Personally, baiting coyotes to shoot is just to much hassle and work for this guy. You'll cover more ground and likely kill more coyotes just calling.


----------



## blhunter3 (May 5, 2007)

I baited them and it wasn't a ton of work, but I knew where they hung out so I just brought them into the open.


----------



## critter slayer (Jan 13, 2010)

well the hole idea of baiting coyotes for me is to bring them in to a little chunk of land that i am able to hunt, so ya its worth the hassel for myself, but thanks for your consideration


----------



## blhunter3 (May 5, 2007)

All you need to do is find someone with alot of hay burners and offer $10 for one and all you have to do is shoot it and you will have plenty of bait.


----------



## xdeano (Jan 14, 2005)

The only reason why i use bait stations is to kill coyotes, I hang snares, I don't hover over them like a fat man on a cheese burger.

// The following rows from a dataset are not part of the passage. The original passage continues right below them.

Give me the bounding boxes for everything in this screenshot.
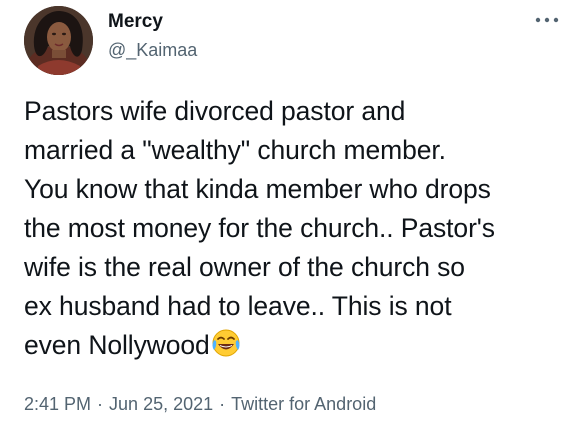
tweet-source-link[interactable]: Twitter for Android <box>231 394 376 414</box>
tweet-date[interactable]: Jun 25, 2021 <box>109 394 213 414</box>
tweet-text-line: married a "wealthy" church member. <box>24 135 446 165</box>
tweet-time[interactable]: 2:41 PM <box>24 394 91 414</box>
tweet-card: Mercy @_Kaimaa Pastors wife divorced pas… <box>0 0 586 438</box>
tweet-text-line: ex husband had to leave.. This is not <box>24 291 452 321</box>
meta-separator: · <box>219 394 226 414</box>
author-name[interactable]: Mercy <box>108 10 163 34</box>
avatar[interactable] <box>24 6 93 75</box>
author-handle[interactable]: @_Kaimaa <box>108 38 197 62</box>
more-horizontal-icon <box>535 17 559 23</box>
tweet-text-line: even Nollywood <box>24 330 210 360</box>
tweet-text: Pastors wife divorced pastor and married… <box>24 92 584 369</box>
more-options-button[interactable] <box>530 10 564 30</box>
profile-photo-icon <box>24 6 93 75</box>
tweet-text-line: wife is the real owner of the church so <box>24 252 465 282</box>
tweet-text-line: the most money for the church.. Pastor's <box>24 213 495 243</box>
face-with-tears-of-joy-emoji-icon <box>211 328 241 369</box>
meta-separator: · <box>97 394 104 414</box>
tweet-text-line: Pastors wife divorced pastor and <box>24 96 406 126</box>
tweet-text-line: You know that kinda member who drops <box>24 174 491 204</box>
tweet-text-last-line: even Nollywood <box>24 326 584 369</box>
tweet-meta: 2:41 PM · Jun 25, 2021 · Twitter for Android <box>24 392 376 416</box>
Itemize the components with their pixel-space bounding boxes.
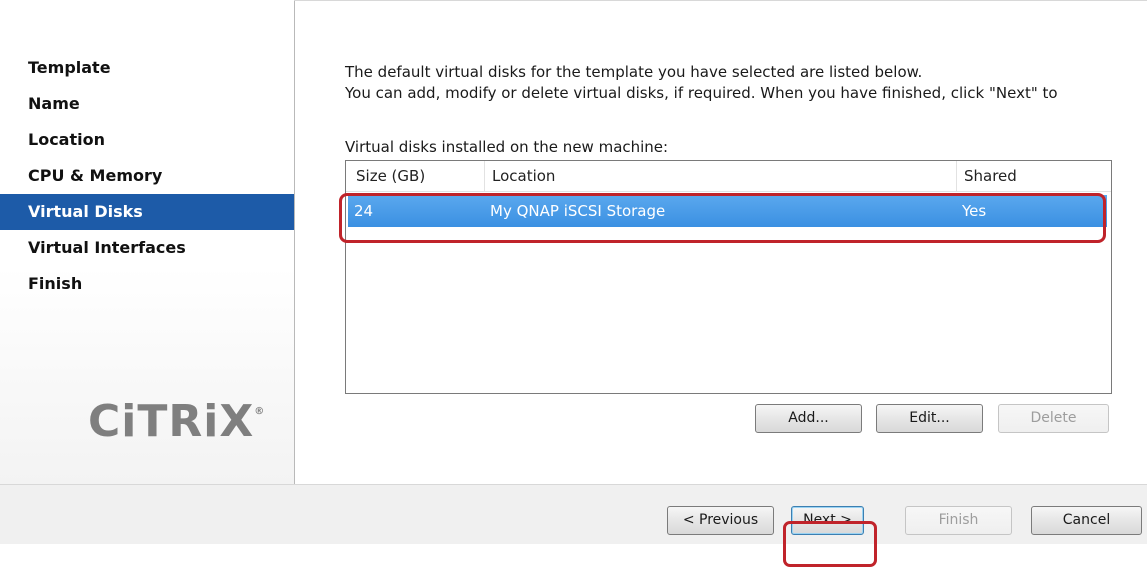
wizard-steps: Template Name Location CPU & Memory Virt…: [0, 50, 294, 302]
wizard-footer: < Previous Next > Finish Cancel: [0, 485, 1147, 544]
column-divider[interactable]: [956, 161, 957, 191]
citrix-logo-text: CiTRiX: [88, 396, 255, 447]
registered-mark: ®: [254, 406, 266, 417]
cancel-button[interactable]: Cancel: [1031, 506, 1142, 535]
step-finish: Finish: [28, 274, 83, 293]
column-size[interactable]: Size (GB): [356, 161, 425, 191]
step-virtual-disks: Virtual Disks: [0, 194, 294, 230]
instructions-line-2: You can add, modify or delete virtual di…: [345, 84, 1058, 102]
row-highlight-annotation: [339, 193, 1106, 243]
column-shared[interactable]: Shared: [964, 161, 1017, 191]
delete-disk-button[interactable]: Delete: [998, 404, 1109, 433]
instructions-text: The default virtual disks for the templa…: [345, 62, 1058, 104]
step-virtual-interfaces: Virtual Interfaces: [28, 238, 186, 257]
step-template: Template: [28, 58, 111, 77]
citrix-logo: CiTRiX®: [88, 396, 265, 447]
next-highlight-annotation: [783, 521, 877, 567]
previous-button[interactable]: < Previous: [667, 506, 774, 535]
top-divider: [294, 0, 1147, 1]
column-divider[interactable]: [484, 161, 485, 191]
list-header: Size (GB) Location Shared: [346, 161, 1111, 192]
step-name: Name: [28, 94, 80, 113]
step-location: Location: [28, 130, 105, 149]
column-location[interactable]: Location: [492, 161, 555, 191]
edit-disk-button[interactable]: Edit...: [876, 404, 983, 433]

I'm like BBJ covering ground is a better route.

A bait station will bring coyotes to the area, but it won't keep them there, they'll still move in and out of an area just like they normally would, but they'll freqent the area more.

xdeano


----------



## saskcoyote (Dec 30, 2006)

Sitting over a bait pile ain't my style. I don't have the patience to park that long. I don't place baits but if a farmer tells me about a dead cow, I'll slip in and if there's a dog there, :sniper: If not, I'll call but if nothing shows within 15-20 minutes I'm gone.


----------